= Shamima Muslim =

Ghanaian broadcast journalist and gender advocate

Shamima Muslim is a Ghanaian broadcast journalist, development communication specialist, and gender advocate. She is known for her work in media, governance communication, and the promotion of women's participation in journalism and leadership. She currently serves as Deputy Presidential Spokesperson in the communications team of John Dramani Mahama.

== Personal life ==
Shamima Muslim is originally from the Upper West Region of Ghana and belongs to the Wala ethnic group. She has spoken publicly about her experiences as a Muslim woman in media and leadership and has encouraged young women to pursue careers in journalism,governance and public service.

== Early life and education ==
Shamima Muslim had her secondary education in Ghana before pursuing tertiary education in communication and development studies. She obtained a Bachelor’s degree in Communications Studies from the Ghana Institute of Journalism. She later earned a Master’s degree in Development Management from the Ghana Institute of Management and Public Administration.

== Career ==
Shamima Muslim began her career as a broadcast journalist and media presenter. She became widely known through her work with Citi FM and Metro TV Ghana, where she hosted current affairs programs and moderated discussions on governance, public policy and national development.

She has moderated and participated in several national policy dialogues and public debates in Ghana, contributing to discussions on governance, gender equality and social development.

She is the founder of the Alliance for Women in Media Africa, an organization established to promote gender equality and increase the visibility and professional advancement of women in the media industry across Africa.

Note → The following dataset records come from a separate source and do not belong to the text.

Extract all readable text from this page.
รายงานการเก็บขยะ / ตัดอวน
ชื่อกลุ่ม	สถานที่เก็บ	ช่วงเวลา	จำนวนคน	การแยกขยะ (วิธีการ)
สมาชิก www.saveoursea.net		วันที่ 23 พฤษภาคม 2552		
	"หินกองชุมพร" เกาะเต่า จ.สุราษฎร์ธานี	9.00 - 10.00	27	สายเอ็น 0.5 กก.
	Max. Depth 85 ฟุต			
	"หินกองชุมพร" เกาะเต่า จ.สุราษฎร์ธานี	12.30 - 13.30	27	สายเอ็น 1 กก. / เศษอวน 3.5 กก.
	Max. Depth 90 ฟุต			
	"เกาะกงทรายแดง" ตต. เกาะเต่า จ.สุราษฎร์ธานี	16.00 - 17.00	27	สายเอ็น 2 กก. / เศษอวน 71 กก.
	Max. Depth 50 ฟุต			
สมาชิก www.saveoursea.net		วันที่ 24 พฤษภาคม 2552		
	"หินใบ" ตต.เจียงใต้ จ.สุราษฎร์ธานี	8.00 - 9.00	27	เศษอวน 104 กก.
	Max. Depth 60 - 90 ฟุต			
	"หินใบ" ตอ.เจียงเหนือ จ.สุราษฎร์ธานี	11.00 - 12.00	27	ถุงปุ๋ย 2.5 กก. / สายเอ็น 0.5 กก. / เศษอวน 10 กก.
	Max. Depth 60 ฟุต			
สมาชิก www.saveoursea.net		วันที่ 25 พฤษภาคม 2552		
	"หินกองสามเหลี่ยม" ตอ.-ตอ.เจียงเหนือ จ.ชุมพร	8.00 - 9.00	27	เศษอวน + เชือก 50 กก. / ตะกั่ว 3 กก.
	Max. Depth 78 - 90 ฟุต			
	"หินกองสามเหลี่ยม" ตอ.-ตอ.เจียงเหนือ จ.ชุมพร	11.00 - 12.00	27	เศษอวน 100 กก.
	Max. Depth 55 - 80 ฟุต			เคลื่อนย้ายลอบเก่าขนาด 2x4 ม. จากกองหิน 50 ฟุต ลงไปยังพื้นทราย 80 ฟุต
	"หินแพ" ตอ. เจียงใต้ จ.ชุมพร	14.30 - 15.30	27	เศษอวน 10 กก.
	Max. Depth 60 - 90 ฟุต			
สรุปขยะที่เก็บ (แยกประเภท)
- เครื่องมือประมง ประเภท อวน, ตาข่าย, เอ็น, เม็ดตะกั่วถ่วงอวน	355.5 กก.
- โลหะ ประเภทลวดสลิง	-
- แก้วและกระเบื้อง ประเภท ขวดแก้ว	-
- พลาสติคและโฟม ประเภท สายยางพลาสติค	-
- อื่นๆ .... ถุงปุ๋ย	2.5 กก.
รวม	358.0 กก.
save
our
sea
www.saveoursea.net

In addition to her work in journalism, she has worked as a development communication specialist and policy advocate on governance, media development and gender issues.

== Advocacy and initiatives ==
Through the Alliance for Women in Media Africa, Shamima Muslim has promoted professional development opportunities, mentorship programs and leadership training for women journalists across Africa.

Shamima Muslim was one of two Ghanaian activists invited to introduce Kamala Harris during her address to young people from across Africa at Black Star Square in March 2023.

She is also a pioneering 2010 alumnus of the Young African Leaders Initiative, a leadership program established by Barack Obama to support emerging African leaders.